O que pode dar errado nos relacionamentos da organização com seus funcionários e voluntários...
Nas relações entre uma organização e seus trabalhadores que questões éticas podem surgir?
- Organização não remunera de forma justa o trabalhador, incluindo-se aqui aqueles que não assinam carteira ou não pagam salário de acordo com o que rege o sindicato da categoria.
Organização não paga salários e obrigações trabalhistas em dia, está sempre em dívida com os funcionários.
Organização não prevê questões relativas à segurança do trabalhador: instalações precárias, funcionários expostos à violência, etc.
Organização não prevê questões relativas à saúde emocional do trabalhador.
Organização não prevê questões relativas à capacitação do trabalhador deixando-o exposto a problemas de ordem ética no seu trabalho com as crianças.
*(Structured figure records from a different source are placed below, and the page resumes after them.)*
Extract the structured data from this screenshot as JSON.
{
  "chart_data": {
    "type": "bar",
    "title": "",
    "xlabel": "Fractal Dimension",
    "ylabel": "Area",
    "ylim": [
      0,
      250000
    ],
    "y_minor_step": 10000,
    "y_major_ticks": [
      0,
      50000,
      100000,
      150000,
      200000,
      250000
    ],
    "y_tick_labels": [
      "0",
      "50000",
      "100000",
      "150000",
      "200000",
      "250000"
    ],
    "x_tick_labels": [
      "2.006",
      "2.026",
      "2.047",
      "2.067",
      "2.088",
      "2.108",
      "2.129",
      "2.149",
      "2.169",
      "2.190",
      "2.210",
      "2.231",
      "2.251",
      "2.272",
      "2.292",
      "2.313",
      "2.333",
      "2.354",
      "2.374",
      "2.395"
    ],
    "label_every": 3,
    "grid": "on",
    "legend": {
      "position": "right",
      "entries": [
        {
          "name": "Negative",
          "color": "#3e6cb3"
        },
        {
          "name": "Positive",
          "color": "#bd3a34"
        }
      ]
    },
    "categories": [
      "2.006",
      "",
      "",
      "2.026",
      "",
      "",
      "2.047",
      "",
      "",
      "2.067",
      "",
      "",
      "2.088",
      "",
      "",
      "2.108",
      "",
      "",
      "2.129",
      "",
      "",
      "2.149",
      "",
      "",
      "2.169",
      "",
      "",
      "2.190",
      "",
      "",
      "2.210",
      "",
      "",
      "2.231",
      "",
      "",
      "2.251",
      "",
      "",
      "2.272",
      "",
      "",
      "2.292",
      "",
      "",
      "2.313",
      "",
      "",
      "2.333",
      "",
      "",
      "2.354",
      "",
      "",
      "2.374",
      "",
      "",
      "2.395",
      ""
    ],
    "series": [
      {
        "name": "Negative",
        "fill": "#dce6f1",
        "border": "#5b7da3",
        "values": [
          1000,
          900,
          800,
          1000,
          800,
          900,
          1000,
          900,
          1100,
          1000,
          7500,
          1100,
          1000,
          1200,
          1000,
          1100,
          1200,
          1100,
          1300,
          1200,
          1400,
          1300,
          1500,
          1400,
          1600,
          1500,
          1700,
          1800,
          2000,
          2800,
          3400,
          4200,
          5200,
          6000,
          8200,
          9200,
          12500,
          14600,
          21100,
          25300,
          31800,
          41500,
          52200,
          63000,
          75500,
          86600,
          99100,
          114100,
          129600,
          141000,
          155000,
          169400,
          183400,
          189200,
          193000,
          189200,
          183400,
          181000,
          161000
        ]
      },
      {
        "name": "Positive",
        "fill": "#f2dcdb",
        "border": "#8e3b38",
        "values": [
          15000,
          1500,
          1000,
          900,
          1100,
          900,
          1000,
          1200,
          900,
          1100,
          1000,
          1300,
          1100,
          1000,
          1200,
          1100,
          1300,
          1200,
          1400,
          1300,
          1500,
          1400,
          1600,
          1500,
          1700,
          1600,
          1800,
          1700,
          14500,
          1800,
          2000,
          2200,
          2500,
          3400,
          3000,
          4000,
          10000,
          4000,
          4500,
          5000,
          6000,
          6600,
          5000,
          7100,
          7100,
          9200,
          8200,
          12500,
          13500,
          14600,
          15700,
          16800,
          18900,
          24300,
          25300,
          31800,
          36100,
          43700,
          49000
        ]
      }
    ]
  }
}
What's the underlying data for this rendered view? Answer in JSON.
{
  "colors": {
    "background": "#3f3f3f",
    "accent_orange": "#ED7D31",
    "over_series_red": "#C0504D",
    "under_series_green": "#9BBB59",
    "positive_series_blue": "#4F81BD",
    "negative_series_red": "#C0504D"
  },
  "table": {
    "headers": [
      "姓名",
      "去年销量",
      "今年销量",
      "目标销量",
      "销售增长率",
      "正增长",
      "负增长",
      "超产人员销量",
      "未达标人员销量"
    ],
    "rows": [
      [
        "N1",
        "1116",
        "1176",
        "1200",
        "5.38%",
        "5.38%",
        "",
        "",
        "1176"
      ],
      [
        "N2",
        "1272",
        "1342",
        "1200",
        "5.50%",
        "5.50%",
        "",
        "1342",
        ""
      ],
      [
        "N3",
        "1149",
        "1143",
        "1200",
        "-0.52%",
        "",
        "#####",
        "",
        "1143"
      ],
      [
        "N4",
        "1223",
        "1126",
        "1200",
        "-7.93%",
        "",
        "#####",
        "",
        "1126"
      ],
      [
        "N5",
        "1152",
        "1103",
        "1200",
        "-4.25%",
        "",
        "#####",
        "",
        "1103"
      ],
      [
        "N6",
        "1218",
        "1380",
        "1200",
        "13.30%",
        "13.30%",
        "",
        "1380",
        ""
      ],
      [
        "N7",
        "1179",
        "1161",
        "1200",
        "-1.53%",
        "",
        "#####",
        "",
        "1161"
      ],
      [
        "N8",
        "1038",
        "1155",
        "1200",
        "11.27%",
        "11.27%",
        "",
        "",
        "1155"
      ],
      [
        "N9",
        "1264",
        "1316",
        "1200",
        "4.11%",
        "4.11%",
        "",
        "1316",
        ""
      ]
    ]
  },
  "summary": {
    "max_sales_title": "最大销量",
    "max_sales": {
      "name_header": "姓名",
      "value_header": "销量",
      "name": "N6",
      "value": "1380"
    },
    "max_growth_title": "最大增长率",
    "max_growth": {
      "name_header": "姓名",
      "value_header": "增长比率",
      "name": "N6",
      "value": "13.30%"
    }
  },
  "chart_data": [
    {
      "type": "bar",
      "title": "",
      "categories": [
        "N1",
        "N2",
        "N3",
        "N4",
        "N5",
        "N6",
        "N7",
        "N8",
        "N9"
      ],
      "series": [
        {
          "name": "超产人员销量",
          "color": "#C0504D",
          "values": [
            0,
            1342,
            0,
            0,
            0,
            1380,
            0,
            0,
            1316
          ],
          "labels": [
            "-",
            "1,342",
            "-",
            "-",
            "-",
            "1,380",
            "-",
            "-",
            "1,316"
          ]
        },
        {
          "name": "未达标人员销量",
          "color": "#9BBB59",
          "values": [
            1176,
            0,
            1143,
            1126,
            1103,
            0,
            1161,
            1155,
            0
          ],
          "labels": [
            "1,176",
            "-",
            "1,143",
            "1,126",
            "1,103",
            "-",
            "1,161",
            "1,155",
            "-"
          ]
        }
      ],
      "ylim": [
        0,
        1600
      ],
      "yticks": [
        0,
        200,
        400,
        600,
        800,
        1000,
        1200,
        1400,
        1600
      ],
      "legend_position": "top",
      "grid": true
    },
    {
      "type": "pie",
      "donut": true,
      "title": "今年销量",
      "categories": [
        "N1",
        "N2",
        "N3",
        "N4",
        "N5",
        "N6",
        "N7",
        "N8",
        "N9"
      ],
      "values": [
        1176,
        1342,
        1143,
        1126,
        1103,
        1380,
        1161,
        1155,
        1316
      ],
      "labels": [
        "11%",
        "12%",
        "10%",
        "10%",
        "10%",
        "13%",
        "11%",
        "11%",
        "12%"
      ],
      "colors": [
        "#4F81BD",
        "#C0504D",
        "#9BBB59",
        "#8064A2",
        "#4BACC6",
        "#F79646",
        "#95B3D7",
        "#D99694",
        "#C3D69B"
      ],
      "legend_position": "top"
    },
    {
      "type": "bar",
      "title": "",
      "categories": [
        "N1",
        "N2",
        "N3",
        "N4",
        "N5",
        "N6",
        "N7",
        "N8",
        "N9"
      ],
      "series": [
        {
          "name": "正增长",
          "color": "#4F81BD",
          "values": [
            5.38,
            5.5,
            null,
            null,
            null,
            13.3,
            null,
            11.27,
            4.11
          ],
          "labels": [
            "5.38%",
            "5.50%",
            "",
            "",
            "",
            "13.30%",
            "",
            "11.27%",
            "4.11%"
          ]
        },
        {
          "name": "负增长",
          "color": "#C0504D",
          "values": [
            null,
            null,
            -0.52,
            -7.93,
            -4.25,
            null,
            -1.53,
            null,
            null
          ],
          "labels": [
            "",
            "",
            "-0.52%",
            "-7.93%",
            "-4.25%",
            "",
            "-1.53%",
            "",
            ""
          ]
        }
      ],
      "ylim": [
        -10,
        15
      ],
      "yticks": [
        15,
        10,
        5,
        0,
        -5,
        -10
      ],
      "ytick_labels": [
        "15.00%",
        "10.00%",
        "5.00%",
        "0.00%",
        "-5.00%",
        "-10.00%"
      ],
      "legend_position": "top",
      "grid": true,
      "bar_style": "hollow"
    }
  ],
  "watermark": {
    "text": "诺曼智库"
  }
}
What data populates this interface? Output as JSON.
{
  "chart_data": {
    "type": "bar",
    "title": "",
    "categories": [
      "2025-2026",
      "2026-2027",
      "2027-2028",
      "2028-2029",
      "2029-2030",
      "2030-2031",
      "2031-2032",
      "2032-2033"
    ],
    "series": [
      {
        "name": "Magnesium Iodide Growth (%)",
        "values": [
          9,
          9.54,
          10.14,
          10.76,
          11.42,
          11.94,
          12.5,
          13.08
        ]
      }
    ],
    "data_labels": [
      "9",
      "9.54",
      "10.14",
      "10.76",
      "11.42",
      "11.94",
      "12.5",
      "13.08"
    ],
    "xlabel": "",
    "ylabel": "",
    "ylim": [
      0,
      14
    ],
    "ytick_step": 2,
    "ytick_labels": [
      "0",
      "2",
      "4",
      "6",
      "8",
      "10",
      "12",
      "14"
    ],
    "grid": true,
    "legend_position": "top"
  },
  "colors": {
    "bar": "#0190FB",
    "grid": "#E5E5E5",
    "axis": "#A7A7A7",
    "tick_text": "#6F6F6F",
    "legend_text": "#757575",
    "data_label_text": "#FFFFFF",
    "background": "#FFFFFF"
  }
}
Por isto o trabalhador se torna aquele que machuca a criança, não o que a protege, muitas vezes sem querer.
Organização não administra de forma responsável a relação com voluntários.
Organização recruta funcionários de forma leviana (para ajudar parentes e amigos, para agradar membros da igreja que sustenta a organização, ou não faz a checagem de referências e antecedentes antes de empregar, etc).
Organização não regulamenta os horários e procedimentos internos de forma que os funcionários não fazem hora de almoço, fazem muitas horas extras, são convocados a trabalhar em dias de feriados ou de descanso.
Qual é o pior dos problemas acima citados, ou seja, qual deles trará conseqüências mais graves para a organização e para as crianças que ela busca proteger?
Qual é o problema mais comum nas organizações?
Que desculpas as organizações têm para agirem assim?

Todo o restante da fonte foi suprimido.